Per il Garante, in assenza di interventi correttivi, le indicazioni contenute nell'ordinanza possono violare le disposizioni del Regolamento europeo e del Codice privacy: "Tali trattamenti relativi allo stato vaccinale del personale non previsti dalla legge statale, introducono, di fatto, un requisito per lo svolgimento di determinate mansioni su base regionale, generando una disparità di trattamento rispetto al personale che svolge le medesime mansioni sull’intero territorio nazionale". Il Garante precisa poi che "L’ordinanza prevede, inoltre, trattamenti generalizzati di dati relativi allo stato vaccinale dei dipendenti, anche da parte del medico competente, non conformi alla disciplina in materia di protezione dei dati e alla disciplina in materia di sicurezza nei luoghi di lavoro. Considerata poi la delicatezza delle informazioni trattate e le possibili conseguenze discriminatorie in ambito lavorativo, il coinvolgimento dei datori di lavoro, previsto dall’ordinanza, in assenza di misure tecniche e organizzative può porsi in contrasto con le norme nazionali che vietano ai datori di lavoro di trattare informazioni relative alla salute, alle scelte individuali e alla vita privata dei dipendenti".
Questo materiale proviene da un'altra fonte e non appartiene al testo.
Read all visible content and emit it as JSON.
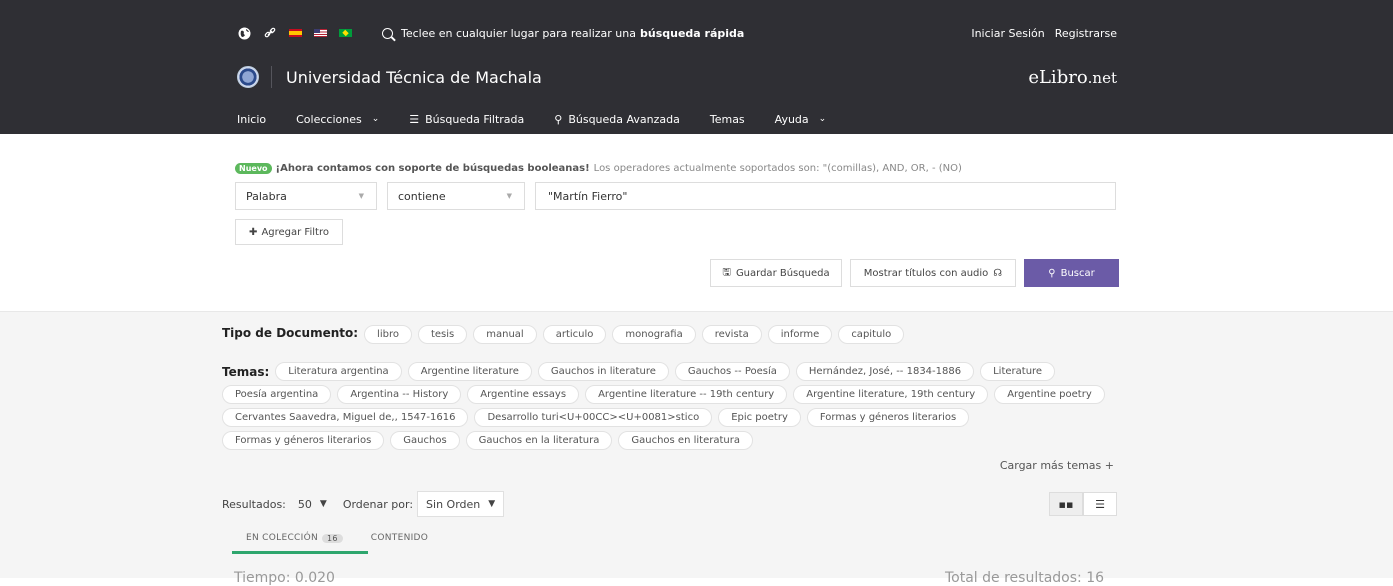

Netta la replica di Musumeci. "Mentre - si legge in una nota - sulle colonne del Corsera un autorevole giuslavorista come il professor Ichino rivendica l’esistenza di norme nazionali che possono determinare perfino il licenziamento dei lavoratori, misura francamente sproporzionata, il Garante per la protezione dei dati personali si preoccupa di possibili, quanto inesistenti, lesioni alla privacy derivanti dall’invito alla vaccinazione dei datori di lavoro ai loro dipendenti. Si tratta di un atto giuridicamente non condivisibile, da parte di chi evidentemente non si rende conto di cosa sia una pandemia e come meriti protezione una Regione che non può permettersi nuove chiusure, senza mettere definitivamente a rischio l’economia e, quindi, il lavoro di migliaia di persone e la salute pubblica".
 
Musumeci sottolinea poi che "Lo stesso professor Ichino evidenzia come non serva una norma nazionale per agire sui lavoratori, perché esiste già l'articolo 2087 del Codice civile che, in combinato disposto con gli articoli 15 e 20 del decreto legislativo 81/2008 (Testo unico sulla sicurezza nei luoghi di lavoro), affida proprio ai datori di lavoro il compito di “adottare tutte le misure consigliate dalla scienza, dalla tecnica e dall'esperienza idonee a ridurre al minimo, se non azzerare, ogni rischio per la sicurezza e il benessere fisico e psichico del lavoratore”.
 
"Peraltro, proprio nei giorni in cui da Roma vengono chieste informazioni ben più penetranti sul mondo della scuola e in procinto di emanazione del nuovo decreto annunciato dal Governo nazionale – conclude Musumeci - le preoccupazioni avanzate sono infondate e del tutto apodittiche".